Congress is scrambling to respond to the Israel-Gaza war at a moment of historic chaos in the House, after Republicans last week ousted their own speaker, paralysing the congressional chamber.

Bipartisan members of Congress have nonetheless moved to shore up support for Israel despite uncertainty over their ability to act on legislation without a speaker.

Israel already receives the highest amount of US military aid.

Politicians on Tuesday introduced legislation to provide $2 billion in aid to Israel for Iron Dome resupply, which would add to the $3.3 billion already cleared.

Mr McCaul and the committee's top Democrat, Gregory Meeks, were joined by 390 of their colleagues in introducing a bipartisan resolution standing with Israel “as it defends itself against the barbaric war launched by Hamas and other terrorists and condemning Hamas’s brutal war against Israel”.

That resolution includes claims that “since October 7, 2023, Hamas is directly responsible for the deaths of hundreds of Palestinians, and the expansion of this war to other fronts by Hezbollah, Iran or others would create an even more devastating regional catastrophe”.

The chaos in the region has inspired both pro-Israel and pro-Palestinian demonstrations across the US.

The US historically has maintained a strong pro-Israel stance, avoiding harshly condemning its illegal occupation of Palestinian territories and playing down human rights abuses against Palestinians.

Some members of Congress, though, have moved the needle on that legacy.

Democrat Andre Carson said in a Tuesday statement that the latest escalation “painfully demonstrates the urgent need for just and lasting peace”.

“To achieve this, the US must rededicate ourselves and our resources to a real two-state solution, and call for the end of Israel's unfair, two-tiered rule over the Palestinian people.”

Mr Meeks told reporters that Washington “must keep innocent Palestinians in mind … they want nothing to do with Hamas”.

“Hamas is their enemy, too,” he said.

Israel announced a complete siege on densely populated Gaza this week – including blocking deliveries of food, water, electricity and fuel to residents, half of them children, while also engaging in an intense bombardment of the region and warning of a ground operation.

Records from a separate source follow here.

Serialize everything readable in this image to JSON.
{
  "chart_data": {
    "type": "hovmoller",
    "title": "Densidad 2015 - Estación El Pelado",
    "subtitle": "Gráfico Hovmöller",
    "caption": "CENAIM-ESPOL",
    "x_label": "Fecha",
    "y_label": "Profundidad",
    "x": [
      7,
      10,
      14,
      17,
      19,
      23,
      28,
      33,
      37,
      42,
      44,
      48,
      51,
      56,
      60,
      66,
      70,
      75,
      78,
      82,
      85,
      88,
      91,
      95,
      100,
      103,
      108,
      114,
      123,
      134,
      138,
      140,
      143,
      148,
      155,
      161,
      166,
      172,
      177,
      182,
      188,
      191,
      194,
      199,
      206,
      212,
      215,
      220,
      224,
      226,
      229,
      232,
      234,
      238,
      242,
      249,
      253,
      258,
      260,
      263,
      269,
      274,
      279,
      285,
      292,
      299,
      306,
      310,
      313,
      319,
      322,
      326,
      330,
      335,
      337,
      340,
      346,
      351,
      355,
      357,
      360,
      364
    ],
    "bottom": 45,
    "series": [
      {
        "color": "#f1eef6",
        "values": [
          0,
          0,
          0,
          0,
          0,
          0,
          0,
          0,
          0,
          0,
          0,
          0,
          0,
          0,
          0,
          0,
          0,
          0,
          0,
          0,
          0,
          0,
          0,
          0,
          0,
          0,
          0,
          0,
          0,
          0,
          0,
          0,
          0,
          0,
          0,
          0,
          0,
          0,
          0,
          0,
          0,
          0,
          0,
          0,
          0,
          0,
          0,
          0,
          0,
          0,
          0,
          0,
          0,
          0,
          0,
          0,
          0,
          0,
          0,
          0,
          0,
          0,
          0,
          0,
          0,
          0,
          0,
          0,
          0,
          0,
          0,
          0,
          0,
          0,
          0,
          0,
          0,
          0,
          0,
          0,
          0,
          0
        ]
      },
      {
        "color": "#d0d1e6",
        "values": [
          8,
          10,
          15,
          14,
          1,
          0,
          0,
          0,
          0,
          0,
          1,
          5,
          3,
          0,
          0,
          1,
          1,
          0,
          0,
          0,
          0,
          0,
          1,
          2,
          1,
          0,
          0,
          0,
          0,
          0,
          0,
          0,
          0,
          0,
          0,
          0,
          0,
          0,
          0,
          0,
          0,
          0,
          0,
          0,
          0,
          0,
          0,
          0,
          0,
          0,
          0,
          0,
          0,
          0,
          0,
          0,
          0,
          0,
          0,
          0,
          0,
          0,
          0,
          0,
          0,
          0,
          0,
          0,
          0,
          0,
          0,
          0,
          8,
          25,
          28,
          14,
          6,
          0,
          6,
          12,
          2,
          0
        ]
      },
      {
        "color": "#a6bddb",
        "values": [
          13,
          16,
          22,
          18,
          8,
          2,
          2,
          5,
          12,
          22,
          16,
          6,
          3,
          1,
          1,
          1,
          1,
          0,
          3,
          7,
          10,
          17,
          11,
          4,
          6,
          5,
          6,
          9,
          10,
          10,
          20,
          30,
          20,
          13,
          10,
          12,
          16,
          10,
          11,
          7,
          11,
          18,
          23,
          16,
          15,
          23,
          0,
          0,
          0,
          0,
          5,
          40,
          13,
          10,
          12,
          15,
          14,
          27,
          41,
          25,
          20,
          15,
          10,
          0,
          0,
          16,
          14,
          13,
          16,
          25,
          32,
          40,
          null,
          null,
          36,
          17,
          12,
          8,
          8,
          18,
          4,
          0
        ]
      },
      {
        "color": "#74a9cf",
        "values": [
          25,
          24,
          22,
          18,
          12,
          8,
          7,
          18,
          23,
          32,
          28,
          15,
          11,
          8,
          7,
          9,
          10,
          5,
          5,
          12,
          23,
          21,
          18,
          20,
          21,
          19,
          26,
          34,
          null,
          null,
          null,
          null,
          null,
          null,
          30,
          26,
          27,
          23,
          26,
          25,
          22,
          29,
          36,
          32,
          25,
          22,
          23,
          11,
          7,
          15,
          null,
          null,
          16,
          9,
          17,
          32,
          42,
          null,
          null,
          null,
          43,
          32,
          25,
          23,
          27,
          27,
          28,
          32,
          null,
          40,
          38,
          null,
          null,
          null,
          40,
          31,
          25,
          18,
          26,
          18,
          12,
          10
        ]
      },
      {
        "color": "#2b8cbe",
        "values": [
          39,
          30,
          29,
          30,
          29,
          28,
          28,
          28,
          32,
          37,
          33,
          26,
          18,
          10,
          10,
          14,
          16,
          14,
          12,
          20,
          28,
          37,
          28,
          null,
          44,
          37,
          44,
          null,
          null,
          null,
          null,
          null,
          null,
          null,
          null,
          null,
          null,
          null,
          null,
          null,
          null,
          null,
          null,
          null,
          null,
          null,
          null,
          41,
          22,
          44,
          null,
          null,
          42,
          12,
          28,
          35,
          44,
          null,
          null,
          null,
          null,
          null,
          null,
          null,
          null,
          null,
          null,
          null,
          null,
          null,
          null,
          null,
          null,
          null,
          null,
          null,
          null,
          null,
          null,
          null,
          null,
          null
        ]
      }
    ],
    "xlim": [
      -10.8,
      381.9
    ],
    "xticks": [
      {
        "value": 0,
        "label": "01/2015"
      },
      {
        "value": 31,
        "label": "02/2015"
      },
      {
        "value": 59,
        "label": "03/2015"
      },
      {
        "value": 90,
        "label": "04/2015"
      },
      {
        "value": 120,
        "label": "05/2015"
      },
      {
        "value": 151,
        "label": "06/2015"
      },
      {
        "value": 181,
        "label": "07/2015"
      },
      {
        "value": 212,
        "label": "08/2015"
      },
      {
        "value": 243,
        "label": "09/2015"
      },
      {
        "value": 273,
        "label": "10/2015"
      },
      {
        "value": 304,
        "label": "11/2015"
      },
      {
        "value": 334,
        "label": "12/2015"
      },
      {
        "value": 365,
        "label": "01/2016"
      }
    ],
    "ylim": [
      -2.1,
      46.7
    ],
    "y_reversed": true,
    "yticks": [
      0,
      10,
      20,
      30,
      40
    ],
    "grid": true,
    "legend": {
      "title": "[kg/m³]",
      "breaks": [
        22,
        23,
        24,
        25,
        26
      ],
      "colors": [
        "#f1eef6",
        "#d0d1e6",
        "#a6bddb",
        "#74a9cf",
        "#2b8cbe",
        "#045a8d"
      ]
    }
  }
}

On Wednesday, Gaza's power supply had started to run out.

Collective punishment is a war crime banned by the Geneva Conventions.

In response to the small but growing amount of support among Americans for the Palestinian cause as Gaza faces an escalating siege, Mr McCaul told reporters he “worries about narrative changing”.

“As we see, Israel going into Gaza to root out the terrorists … that the narrative is going to flip to that Israel is somehow the bully here and Hamas the victim,” he said.

He equated criticism of Israel to “a rise in anti-Semitism” and warned about potential “nay” votes on the bipartisan resolution.

“Watch who votes no on it – that will tell you who stands with whom,” said Mr McCaul.